- Włączenie Enei do ścisłej elity spółek giełdowych to dla nas potwierdzenie, że idziemy dobrą drogą. W ostatnim czasie grupa stała się nowoczesnym i efektywnym przedsiębiorstwem. Konsekwentnie zwiększamy jej wartość – stwierdził cytowany w komunikacie spółki Krzysztof Zamasz, prezes Enei.  NA GPW poznańska spółka jest notowana od prawie 7 lat. W minionym roku dobre wyniki finansowe. Nasza praca przynosi konkretne efekty i jest doceniana. W minionym roku 57 proc. analityków zalecało „kupuj", a 38 proc. „trzymaj" akcje Enei. - Decyzja o włączeniu do WIG20 dodatkowo potwierdza, że warto na nas stawiać – dodaje Zamasz.

W efekcie wejścia do WIG20 Enea spodziewa się m.in. dalszego zwiększenia płynności swoich akcji oraz poszerzenia bazy inwestorów o największe fundusze inwestycyjne, które skupiają się tylko na spółkach wchodzących w skład najważniejszego indeksu giełdy.
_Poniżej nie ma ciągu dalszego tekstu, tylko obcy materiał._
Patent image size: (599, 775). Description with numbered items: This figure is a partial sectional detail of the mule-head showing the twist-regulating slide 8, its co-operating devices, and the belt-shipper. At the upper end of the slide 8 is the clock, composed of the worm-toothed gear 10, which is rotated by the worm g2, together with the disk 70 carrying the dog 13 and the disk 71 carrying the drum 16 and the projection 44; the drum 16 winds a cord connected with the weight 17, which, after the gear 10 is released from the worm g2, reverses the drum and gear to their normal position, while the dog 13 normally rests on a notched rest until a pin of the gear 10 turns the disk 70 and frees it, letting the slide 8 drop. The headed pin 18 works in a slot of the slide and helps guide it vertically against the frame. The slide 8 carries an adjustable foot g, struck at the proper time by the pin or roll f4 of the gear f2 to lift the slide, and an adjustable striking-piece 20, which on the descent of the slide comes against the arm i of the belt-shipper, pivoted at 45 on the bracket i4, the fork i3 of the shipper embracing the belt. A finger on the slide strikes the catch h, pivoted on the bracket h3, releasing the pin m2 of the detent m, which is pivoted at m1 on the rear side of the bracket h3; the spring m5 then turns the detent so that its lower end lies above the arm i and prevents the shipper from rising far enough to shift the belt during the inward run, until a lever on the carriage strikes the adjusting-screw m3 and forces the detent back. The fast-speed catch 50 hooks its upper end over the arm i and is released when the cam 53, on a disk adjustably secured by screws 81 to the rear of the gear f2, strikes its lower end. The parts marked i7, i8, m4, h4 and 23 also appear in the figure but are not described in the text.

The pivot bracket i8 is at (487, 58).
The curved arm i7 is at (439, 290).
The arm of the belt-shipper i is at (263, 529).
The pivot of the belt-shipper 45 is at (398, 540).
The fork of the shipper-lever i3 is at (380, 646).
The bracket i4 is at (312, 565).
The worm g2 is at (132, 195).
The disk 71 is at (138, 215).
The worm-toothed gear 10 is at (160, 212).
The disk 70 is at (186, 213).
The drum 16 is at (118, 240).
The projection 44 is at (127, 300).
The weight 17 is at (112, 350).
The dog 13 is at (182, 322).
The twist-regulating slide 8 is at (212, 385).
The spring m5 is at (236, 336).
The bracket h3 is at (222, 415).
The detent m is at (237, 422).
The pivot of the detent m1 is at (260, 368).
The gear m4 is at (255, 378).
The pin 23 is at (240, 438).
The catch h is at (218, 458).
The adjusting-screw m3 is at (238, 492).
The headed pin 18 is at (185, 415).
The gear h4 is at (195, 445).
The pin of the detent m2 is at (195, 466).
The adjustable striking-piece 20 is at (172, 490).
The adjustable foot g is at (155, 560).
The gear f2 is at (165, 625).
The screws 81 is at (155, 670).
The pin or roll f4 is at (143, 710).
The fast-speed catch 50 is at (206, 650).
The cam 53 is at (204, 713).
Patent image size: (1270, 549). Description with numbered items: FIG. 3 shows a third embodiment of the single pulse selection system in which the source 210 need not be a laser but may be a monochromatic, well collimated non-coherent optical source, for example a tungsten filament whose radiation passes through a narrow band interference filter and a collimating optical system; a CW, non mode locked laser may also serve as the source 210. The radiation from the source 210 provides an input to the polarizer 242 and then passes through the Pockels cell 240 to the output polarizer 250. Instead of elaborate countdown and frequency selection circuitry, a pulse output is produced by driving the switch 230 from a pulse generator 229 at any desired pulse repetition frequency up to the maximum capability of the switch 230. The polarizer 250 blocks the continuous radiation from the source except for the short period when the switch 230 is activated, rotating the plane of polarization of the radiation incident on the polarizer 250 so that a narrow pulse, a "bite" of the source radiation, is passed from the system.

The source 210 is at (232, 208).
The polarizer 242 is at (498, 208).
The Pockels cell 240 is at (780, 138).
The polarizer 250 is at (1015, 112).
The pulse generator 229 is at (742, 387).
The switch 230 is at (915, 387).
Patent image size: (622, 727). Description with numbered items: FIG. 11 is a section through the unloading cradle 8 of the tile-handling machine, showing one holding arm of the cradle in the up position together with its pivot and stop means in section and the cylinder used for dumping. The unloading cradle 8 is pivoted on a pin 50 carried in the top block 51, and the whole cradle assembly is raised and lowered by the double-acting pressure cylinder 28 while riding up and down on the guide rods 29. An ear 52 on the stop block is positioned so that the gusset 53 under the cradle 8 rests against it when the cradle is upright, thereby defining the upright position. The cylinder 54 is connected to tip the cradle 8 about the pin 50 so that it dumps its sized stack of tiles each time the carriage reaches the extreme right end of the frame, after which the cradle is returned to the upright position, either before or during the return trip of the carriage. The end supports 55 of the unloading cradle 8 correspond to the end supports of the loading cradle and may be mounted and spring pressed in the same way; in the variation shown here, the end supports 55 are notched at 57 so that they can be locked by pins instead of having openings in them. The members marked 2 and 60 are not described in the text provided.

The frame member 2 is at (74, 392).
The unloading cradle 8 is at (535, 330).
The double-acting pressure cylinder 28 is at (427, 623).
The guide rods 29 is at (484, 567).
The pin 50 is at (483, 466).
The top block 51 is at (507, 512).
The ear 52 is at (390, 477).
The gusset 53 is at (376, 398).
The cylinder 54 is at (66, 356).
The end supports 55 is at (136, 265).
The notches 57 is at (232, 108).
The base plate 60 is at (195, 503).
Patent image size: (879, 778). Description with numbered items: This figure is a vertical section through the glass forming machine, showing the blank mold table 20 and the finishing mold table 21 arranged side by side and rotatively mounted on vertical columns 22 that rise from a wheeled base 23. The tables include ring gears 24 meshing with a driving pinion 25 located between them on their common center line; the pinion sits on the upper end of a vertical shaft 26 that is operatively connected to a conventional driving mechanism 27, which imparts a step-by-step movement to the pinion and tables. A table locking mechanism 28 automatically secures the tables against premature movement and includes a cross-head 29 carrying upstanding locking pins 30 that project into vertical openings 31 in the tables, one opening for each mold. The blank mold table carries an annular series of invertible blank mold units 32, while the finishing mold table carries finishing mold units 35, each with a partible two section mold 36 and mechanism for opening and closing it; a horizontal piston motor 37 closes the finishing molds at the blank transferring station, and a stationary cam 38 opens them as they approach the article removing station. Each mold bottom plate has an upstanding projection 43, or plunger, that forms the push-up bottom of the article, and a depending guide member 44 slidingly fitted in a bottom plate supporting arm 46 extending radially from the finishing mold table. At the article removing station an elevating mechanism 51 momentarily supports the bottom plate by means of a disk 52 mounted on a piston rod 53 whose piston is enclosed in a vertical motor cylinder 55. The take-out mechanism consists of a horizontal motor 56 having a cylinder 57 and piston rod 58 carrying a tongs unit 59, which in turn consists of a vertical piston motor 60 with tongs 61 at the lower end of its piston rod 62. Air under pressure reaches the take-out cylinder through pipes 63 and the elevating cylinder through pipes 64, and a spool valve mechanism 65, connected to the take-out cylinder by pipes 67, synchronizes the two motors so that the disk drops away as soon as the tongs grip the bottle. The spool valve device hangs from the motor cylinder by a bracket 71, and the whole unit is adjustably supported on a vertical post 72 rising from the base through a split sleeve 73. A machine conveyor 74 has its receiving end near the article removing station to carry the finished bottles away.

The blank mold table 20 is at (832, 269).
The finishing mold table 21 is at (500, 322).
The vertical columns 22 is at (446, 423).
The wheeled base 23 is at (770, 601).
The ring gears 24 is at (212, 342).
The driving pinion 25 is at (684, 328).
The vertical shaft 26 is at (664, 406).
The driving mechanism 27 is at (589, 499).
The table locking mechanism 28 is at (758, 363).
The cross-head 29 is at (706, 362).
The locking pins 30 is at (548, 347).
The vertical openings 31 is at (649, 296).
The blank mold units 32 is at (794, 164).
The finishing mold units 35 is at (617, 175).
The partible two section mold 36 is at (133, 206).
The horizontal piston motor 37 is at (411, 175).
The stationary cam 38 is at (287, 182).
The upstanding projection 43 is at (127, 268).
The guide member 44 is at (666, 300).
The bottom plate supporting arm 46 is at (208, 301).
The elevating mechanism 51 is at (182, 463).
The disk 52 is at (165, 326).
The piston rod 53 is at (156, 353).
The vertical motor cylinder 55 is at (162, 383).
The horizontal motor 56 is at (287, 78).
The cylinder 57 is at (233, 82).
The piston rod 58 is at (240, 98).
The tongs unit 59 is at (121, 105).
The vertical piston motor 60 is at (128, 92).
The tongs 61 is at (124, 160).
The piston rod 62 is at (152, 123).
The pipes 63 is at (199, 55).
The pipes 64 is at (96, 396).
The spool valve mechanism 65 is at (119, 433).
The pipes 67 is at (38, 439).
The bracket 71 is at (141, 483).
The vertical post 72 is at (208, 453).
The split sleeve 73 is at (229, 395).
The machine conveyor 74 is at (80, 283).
Znajduje się tam już PGE oraz Tauron. W ramach rocznej rewizji do WIG20 trafią też akcje Energi.

Przypomnijmy, że do zwiększenia jej płynności w przeszłości przyczynił się m.in. sprzedaż pakietu akcji Vattenfalla na początku ubiegłego roku.

Poznańska grupa ma dziś prawie 13-proc. Udział w rynku sprzedaży energii elektrycznej, 8-proc. Udział w wytwarzaniu. Dystrybuuje prąd do ok 2,4 mln klientów.

W czwartek około południa kurs spółki kształtował się na poziomie 15,89 zł i był o 0,44 proc. wyższy niż na środowym zamknięciu.